Ketentuan hukum nyatanya begitu lunak dalam mengatur tindak pidana perpajakan.
Peluang out of court settlement dimungkinkan bagi segala jenis tindak pidana
perpajakan. Peluang itu tidak hanya berlaku untuk “Perlawanan Pasif terhadap
Pajak”, yaitu perlawanan yang tidak dilakukan secara sadar atau disertai niat dari
warga masyarakat untuk merintangi aparat pajak dalam melakukan tugasnya.

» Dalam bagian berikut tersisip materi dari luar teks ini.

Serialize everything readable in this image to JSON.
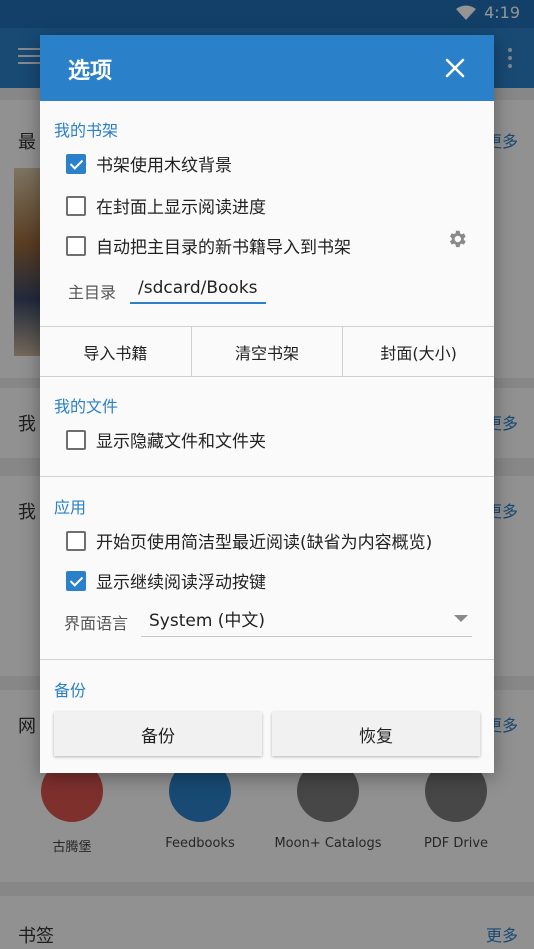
{
  "status_bar": {
    "time": "4:19",
    "wifi_icon": "wifi-icon",
    "battery_icon": "battery-icon"
  },
  "background": {
    "sections": [
      {
        "title": "最",
        "more": "更多"
      },
      {
        "title": "我",
        "more": "更多"
      },
      {
        "title": "我",
        "more": "更多"
      },
      {
        "title": "网",
        "more": "更多"
      },
      {
        "title": "书签",
        "more": "更多"
      }
    ],
    "catalogs": [
      {
        "label": "古腾堡",
        "color": "#d9534f"
      },
      {
        "label": "Feedbooks",
        "color": "#2a80c9"
      },
      {
        "label": "Moon+ Catalogs",
        "color": "#7a7a7a"
      },
      {
        "label": "PDF Drive",
        "color": "#7a7a7a"
      }
    ]
  },
  "dialog": {
    "title": "选项",
    "bookshelf": {
      "section_label": "我的书架",
      "options": [
        {
          "label": "书架使用木纹背景",
          "checked": true
        },
        {
          "label": "在封面上显示阅读进度",
          "checked": false
        },
        {
          "label": "自动把主目录的新书籍导入到书架",
          "checked": false
        }
      ],
      "home_dir_label": "主目录",
      "home_dir_value": "/sdcard/Books",
      "buttons": [
        "导入书籍",
        "清空书架",
        "封面(大小)"
      ]
    },
    "files": {
      "section_label": "我的文件",
      "options": [
        {
          "label": "显示隐藏文件和文件夹",
          "checked": false
        }
      ]
    },
    "app": {
      "section_label": "应用",
      "options": [
        {
          "label": "开始页使用简洁型最近阅读(缺省为内容概览)",
          "checked": false
        },
        {
          "label": "显示继续阅读浮动按键",
          "checked": true
        }
      ],
      "language_label": "界面语言",
      "language_value": "System (中文)"
    },
    "backup": {
      "section_label": "备份",
      "backup_button": "备份",
      "restore_button": "恢复"
    }
  },
  "colors": {
    "accent": "#2a80c9",
    "status_bar": "#1f6fb4"
  }
}
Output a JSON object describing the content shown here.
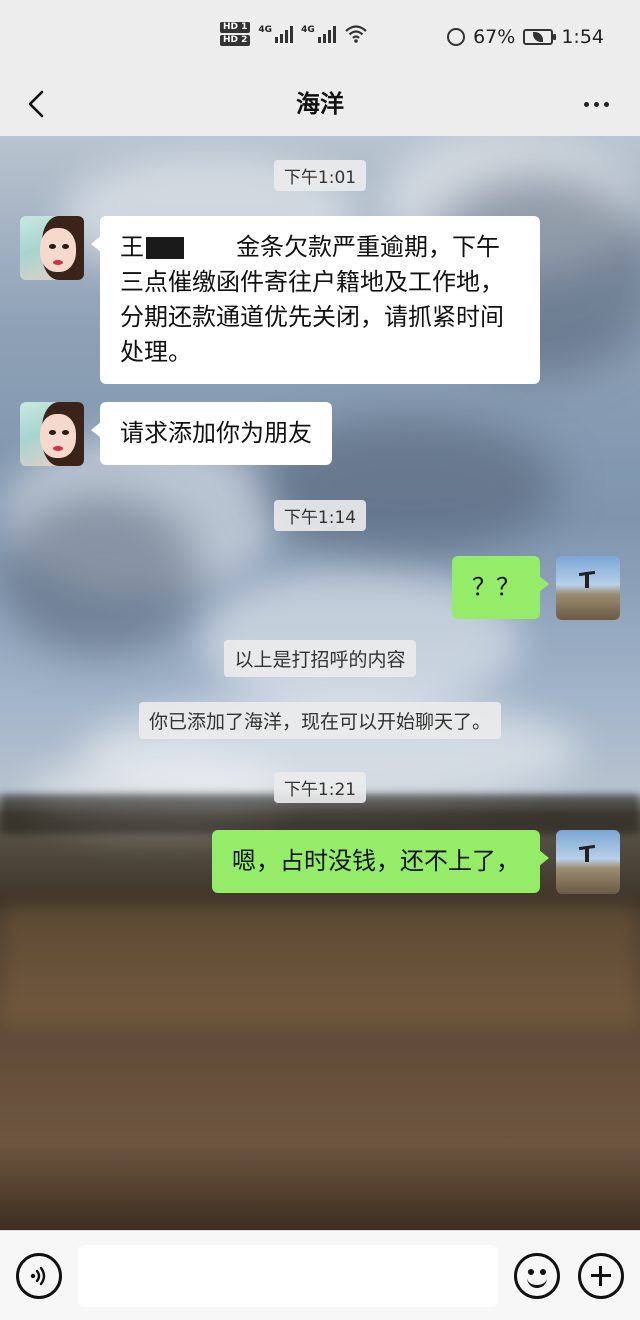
{
  "status_bar": {
    "hd1": "HD 1",
    "hd2": "HD 2",
    "network1": "4G",
    "network2": "4G",
    "battery": "67%",
    "time": "1:54"
  },
  "header": {
    "title": "海洋",
    "back_icon": "chevron-left-icon",
    "more_icon": "more-dots-icon"
  },
  "chat": {
    "timestamps": [
      "下午1:01",
      "下午1:14",
      "下午1:21"
    ],
    "messages": [
      {
        "side": "left",
        "prefix": "王",
        "text_line1_after_redact": "金条欠款严重逾期，下午",
        "text_rest": "三点催缴函件寄往户籍地及工作地，分期还款通道优先关闭，请抓紧时间处理。"
      },
      {
        "side": "left",
        "text": "请求添加你为朋友"
      },
      {
        "side": "right",
        "text": "？？"
      },
      {
        "side": "right",
        "text": "嗯，占时没钱，还不上了，"
      }
    ],
    "system": [
      "以上是打招呼的内容",
      "你已添加了海洋，现在可以开始聊天了。"
    ]
  },
  "input_bar": {
    "voice_icon": "voice-icon",
    "emoji_icon": "emoji-icon",
    "plus_icon": "plus-icon",
    "placeholder": ""
  },
  "colors": {
    "sent_bubble": "#95ec69",
    "received_bubble": "#ffffff",
    "chrome": "#ededed"
  }
}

Penghentian penyidikan dan penyelesaian di luar sidang juga berlaku untuk
“Perlawanan Aktif terhadap Pajak” yang perbuatannya dilakukan lewat cara-cara
ilegal dan langsung ditujukan pada fiskus/pemerintah. Jadi, penyelesaian kasus
tindak pidana perpajakan oleh Asian Agri Group meski masuk kategori
“Perlawanan Aktif terhadap Pajak” sekalipun – tetap dapat diselesaikan di luar
sidang pengadilan. Dengan demikian, harapan kita bergantung pada Menteri
Keuangan dan Jaksa Agung sebagai pihak yang paling menentukan dalam proses
penyelesaian tindak pidana perpajakan ini. Asian Agri akhirnya benar - benar
melayangkan surat keberatan kepada Direktorat Jenderal Pajak (DJP) terkait Surat
Ketetapan Pajak (SKP) kepada 14 anak perusahaannya. Perusahaan perkebunan
sawit milik taipan Sukanto Tanoto ini melayangkan surat keberatan setelah
membayar senilai Rp 969,675 miliar atau 49% dari total pajak terutang yakni
mencapai Rp 1,95 triliun.
Sedari awal Asian Agri memang berniat banding atas penetapan SKP yang
ditetapkan DJP. Namun mereka harus terlebih dulu membayar setengah dari total
utang pajak. Asian Agri melayangkan keberatan karena menganggap SKP yang
mencapai Rp 1,95 triliun tidak sesuai, sebab melebihi total keuntungan
perusahaannya yang pada 2002-2005 hanya Rp 1,24 triliun. Total utang pajak plus
denda Asian Agri sendiri mencapai Rp 1,959 triliun. General Manajer Grup Asian
Agri, Freddy Widjaya mengatakan, surat keberatan SKP telah disampaikan ke
Kantor Pelayanan Pajak tempat wajib pajak terdaftar. "Sesuai dengan jangka waktu
tiga bulan sejak tanggal penerbitan SKP." ujarnya kepada KONTAN di Jakarta,
Rabu (4/9). Direktur Penyuluhan, Pelayanan, dan Humas DJP, Kismamtoro Petrus
mengakui telah menerima surat keberatan Asian Agri pada 28 Agustus 2013. DJP
wajib memberikan keputusan atas keberatan itu paling lambat dua belas bulan.
Meski keberatan, Asian Agri tetap harus membayar sisa utang pajak seperti dalam
SKP. Jika Asian Agri tidak melunasi seluruh tagihan SKP setelah jatuh tempo, DJP
dapatmelakukan penagihan aktif berupa teguran, penerbitan surat paksa, penyitaan
dan blokir rekening hingga pelelangan aset.